她将小布包塞进方平手里,声音带着不舍:“娃啊,带着,路上垫垫。”
方平看着那几个小饼,知道这可能是家里最后一点像样的口粮了。
但没有推辞,而是默默接了过来,塞进怀里,和那个窝窝头放在一起。
他哽咽着道:“娘,放心。

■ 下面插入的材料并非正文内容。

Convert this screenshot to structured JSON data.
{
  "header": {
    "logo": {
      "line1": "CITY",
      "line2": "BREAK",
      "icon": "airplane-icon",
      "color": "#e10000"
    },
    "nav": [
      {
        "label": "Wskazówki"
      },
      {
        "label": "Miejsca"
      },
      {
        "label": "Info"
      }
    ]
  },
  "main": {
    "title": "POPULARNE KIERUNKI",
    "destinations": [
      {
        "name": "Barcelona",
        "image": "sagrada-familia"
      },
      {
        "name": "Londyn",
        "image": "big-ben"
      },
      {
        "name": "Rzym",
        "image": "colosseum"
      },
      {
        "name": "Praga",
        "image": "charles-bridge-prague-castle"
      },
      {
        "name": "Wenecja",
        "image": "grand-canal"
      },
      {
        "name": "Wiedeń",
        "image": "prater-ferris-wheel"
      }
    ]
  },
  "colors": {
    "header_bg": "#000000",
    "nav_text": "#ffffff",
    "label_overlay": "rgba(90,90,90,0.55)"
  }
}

”
大兄方安也醒了,沉默地坐起来。
他什么也没说,只是用那双因常年劳作而变形的手,用力拍了拍方平单薄的肩膀。
仿佛是在让方平安心考试,自己会在家里照顾二老。
方平深吸一口气,冰冷的空气刺得肺腑生疼。
他最后看了一眼土炕上病弱的父亲,满面愁容的母亲,和沉默坚韧的大兄,转身推开了那扇吱呀作响的破木门。
门外,天色灰蒙蒙的。
寒风卷起地上的尘土,打着旋儿扑面而来。
远处的山峦光秃秃的,裸露着干旱龟裂的土地,一片死寂。
三十里通往县城的黄土路,像一条灰黄色的巨蟒,蜿蜒消失在视野尽头,望不到头。
他紧了紧身上那件根本挡不住寒风的破旧单衣,将怀里装着文书和干粮的包袱又按了按,确保不会在奔跑中掉落。
然后,他迈开脚步,踏上了那条冰冷坚硬的路。
每一步都踏在冻得梆硬的土地上,硌得脚底生疼。
刺骨的寒风像无数根细针,透过单薄的衣物扎进骨头缝里。
饥饿感如同附骨之疽,一阵阵袭来,让他眼前阵阵发黑。
他不敢停下,也不能停下。
只因时间紧迫,路途遥远。
他只能咬紧牙关,低着头,用尽全身力气向前奔跑,每一步都沉重无比。
……
天色擦黑,方平总算看到了县城那黑黢黢的城墙影子。
城门洞子像巨兽的嘴。
进城费又掏走两个铜板,方平心疼无比。
城里比村里热闹,也更冷,但很是繁华。
方平站在街道上,看着眼前的繁华景象,第一次知道外面的世界原来是这样的。
他心中科考的信念再次变得坚定。
华灯初上,饭馆飘出的香味勾得他肚子咕咕叫,像有只手在里头使劲掏。
他缩着脖子,避开那些穿绸裹缎的行人和吆五喝六的衙役,在犄角旮旯里找到个破庙。
庙门半塌,神像剥落,四处漏风。
角落里堆着些干草,冻得硬邦邦的。
方平找了个稍微避风的角落蜷进去,把干草往身上堆了堆。
肚子里空得发慌,像有个洞在吸冷气。
他哆嗦着从怀里掏出娘给的小布包,拿出一个最小的杂粮饼。
饼子又冷又硬,他小心地掰下一小块,放进嘴里含着。
冰得牙疼,一股子土腥气和霉味直冲脑门。
他慢慢用唾沫湿润着,一点点用牙磨。
磨了半天,才咽下去一点点渣滓,喉咙干得发紧。
他不敢多吃,只掰了半个最小的饼子,一点点磨着吃了。
他将剩下的又仔细包好,塞回怀里,紧贴着心口放好。
至于剩下的窝窝头,他更是碰都不敢碰。
夜里冷得刺骨,风从破窗户,破门缝里呜呜灌进来。
干草根本不顶事,方平冻得牙齿打架,浑身哆嗦成一团。
他抱着膝盖,把自己蜷得更紧,脑子里一遍遍过白天看的书。
那些之乎者也像一道道微弱的热流,勉强支撑着他不至于冻僵。
第二天,天还没亮透,考场门口就挤满了人。
有穿长衫,坐暖轿来的富家公子,有被仆人前呼后拥的少爷。
更多的却是像方平这样,穿着补丁摞补丁的衣裳,脸冻得发青,嘴唇发紫的穷书生。
衙役们提着水火棍,吆喝着维持秩序,眼神像刀子一样刮过这些寒酸士子。
轮到方平验明正身时。
那衙役捏着他那张盖了红戳,皱巴巴的文书。